A Survival Guide to Remote Working

April 07, 2020 | Blog | Comment ↓

Freelance writer and remote work veteran Maxine Roper shares her tips for remote working and adjusting to difficult times…

Accept you’re getting used to something different

Many of us are either adjusting to remote working for the first time, or trying to fit regular jobs around writing in a very different way than usual. Those of us who do write from home regularly are adjusting to it being the norm for everyone else. Whichever way you’re used to working, these times are new to anyone and you won’t know what works for you straight away.

Little and often is a good approach to any writing

It’s probably not realistic to expect your usual levels of productivity right now, so be patient with yourself and others. If you’re dealing with competing deadlines and responsibilities, work to a schedule based on what feels achievable at the moment, not what you would expect to on a good or normal day. If you’ve less time to write, allow yourself to keep whatever you’re working on in your thoughts, without putting pressure on yourself. If you have more time than usual, don’t feel you have to use it write more than you feel comfortable with. If you’re not up to writing thousands of words a day, taking some time at home to jot down ideas, or just to look forward to returning to a project, can be an enjoyable way to break up the day.

Make sure your work area is comfortable for regular working

Now probably isn’t the time to invest in the priciest ergonomic equipment, but if you don’t normally work at home it’s worth making your area as comfortable as you can. Check your screen height, use a stand for your laptop and take regular screen breaks. Even if you’ve worked at home for years, stressful times can bring into focus what’s working and what’s not. If you’ve always found it hard to take advice on getting fresh air once a day, your allowed daily exercise can help with this.

Get support with your writing online

If you work or write from home and live with others, it’s tempting to sound off about everything to them and look for reassurance from them, especially at the moment when you’ve nowhere else to escape to. If you find this is adding to stress, it may be good to do this somewhere more supportive. Being mentored as a writer can give you structure and motivation. Many creative industries also offer business mentors. Mentors often work online using email and video chat, so if now could be an ideal time to sign up.

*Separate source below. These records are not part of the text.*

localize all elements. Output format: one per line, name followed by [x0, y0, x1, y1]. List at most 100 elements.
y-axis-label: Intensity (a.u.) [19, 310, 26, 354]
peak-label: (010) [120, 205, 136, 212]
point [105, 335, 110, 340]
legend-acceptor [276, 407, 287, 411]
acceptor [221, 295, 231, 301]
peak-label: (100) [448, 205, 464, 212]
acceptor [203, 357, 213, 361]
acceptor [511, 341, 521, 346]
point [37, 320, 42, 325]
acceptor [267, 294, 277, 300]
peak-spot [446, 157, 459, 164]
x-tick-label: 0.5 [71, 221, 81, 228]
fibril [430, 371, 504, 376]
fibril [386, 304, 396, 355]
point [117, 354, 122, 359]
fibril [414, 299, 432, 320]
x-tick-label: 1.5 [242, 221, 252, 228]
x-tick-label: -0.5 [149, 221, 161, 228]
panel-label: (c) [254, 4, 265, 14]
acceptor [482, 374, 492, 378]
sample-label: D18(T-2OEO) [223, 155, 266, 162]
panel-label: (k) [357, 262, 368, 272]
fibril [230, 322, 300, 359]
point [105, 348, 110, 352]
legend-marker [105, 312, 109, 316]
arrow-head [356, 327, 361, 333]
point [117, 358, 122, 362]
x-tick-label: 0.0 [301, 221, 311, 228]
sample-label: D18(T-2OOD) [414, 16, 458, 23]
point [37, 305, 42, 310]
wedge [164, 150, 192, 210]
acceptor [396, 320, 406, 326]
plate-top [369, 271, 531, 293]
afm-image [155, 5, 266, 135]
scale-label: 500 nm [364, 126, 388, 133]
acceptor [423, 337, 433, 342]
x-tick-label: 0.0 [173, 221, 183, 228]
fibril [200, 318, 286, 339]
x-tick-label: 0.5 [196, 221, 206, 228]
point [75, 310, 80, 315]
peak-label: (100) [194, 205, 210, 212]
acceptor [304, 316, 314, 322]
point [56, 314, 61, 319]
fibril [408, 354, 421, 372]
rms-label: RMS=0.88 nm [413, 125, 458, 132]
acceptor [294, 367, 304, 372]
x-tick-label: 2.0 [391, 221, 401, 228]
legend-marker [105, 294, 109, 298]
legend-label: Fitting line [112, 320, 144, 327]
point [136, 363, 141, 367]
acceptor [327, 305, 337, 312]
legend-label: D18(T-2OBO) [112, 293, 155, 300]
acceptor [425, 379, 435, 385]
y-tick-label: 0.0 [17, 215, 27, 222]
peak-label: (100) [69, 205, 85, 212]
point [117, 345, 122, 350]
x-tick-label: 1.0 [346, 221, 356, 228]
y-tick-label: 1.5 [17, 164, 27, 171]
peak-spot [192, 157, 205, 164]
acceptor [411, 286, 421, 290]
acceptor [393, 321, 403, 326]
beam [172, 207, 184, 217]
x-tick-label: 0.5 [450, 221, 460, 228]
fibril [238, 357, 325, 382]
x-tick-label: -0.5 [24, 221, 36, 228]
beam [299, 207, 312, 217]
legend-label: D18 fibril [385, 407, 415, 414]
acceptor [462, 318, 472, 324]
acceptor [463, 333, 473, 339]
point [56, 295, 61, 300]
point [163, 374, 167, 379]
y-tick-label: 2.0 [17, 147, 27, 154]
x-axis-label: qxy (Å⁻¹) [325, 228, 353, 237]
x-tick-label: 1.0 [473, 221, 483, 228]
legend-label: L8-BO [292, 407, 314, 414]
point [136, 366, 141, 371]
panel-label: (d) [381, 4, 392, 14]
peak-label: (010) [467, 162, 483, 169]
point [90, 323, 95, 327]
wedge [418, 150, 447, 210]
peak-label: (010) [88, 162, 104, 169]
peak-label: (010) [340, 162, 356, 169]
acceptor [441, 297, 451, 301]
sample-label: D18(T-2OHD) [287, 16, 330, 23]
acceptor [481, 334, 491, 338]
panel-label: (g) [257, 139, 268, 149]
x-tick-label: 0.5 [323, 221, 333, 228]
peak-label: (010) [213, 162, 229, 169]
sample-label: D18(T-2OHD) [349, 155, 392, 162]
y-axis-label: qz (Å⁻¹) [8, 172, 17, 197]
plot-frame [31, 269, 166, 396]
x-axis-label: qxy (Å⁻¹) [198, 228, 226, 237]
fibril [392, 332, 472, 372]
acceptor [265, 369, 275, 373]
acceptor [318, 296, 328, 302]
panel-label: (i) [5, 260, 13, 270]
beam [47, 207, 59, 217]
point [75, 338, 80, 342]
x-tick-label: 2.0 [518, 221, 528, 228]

Use your feelings to help you

Unless you’ve been writing about a global pandemic since before Christmas, current events probably aren’t close to anything you’re working on, and are probably unlike anything you’ve ever known in your life. It’s not true that you need to have had difficult experiences in order to write. But there might be ways you can work through your feelings and help your writing at the same time. Are there are passages in your work which deal with isolation, loss or adjusting to change? Use your experience of remote working to tap into this.

Think about which notifications you need and when

You’ve probably already been told to limit your daily news intake. Remote working often means more people trying to communicate with you in more ways, and lack of face-to-face contact with friends and colleagues can add to this. Pausing your inbox, restricting specific contact methods to specific times, and switching off notifications when you don’t need them can be helpful for productivity and managing anxiety.

Don’t be dictated to by social media

Social media is often useful for connecting with other writers. But writing advice that spreads this way can also be unhelpfully hostile and prescriptive. Despite what some Twitter posts may say, there is no ‘ideal’ time to write a novel; only whenever you want to. If someone’s advice makes you feel anxious or ashamed, it probably isn’t helpful at any time, particularly right now. It’s also fine to disregard advice which doesn’t relate to your situation. No-one should be expecting you to write an epic first novel if you’re trying to teach Year 5 Geography and work full-time at home.

Be sensitive to others’ situations

It’s great if you are managing to get more done than ever, or create wonderful new habits for yourself. But others might not be going through such positive changes. Equally, something which isn’t helpful to you might be just the right thing for someone else.

Keep in touch

There are lots of virtual events happening right now to support writers. Subscribe to mailing lists and keep an eye on social media feeds to stay connected.

Maxine is a TLC Chapter and Verse Mentee and former Free Read recipient. She wrote her first pieces of journalism as a teenager, and passed her driving test at 34. She works as a freelance copywriter specialising in charity, healthcare and culture sectors. Dyspraxic and diagnosed at university, she spent her twenties in largely unhelpful ways before finding comfort in life writing and exercise. She has also reached the advanced stages of BBCs Script Room and was part of the Creative Space programme with former arts charity IdeasTap.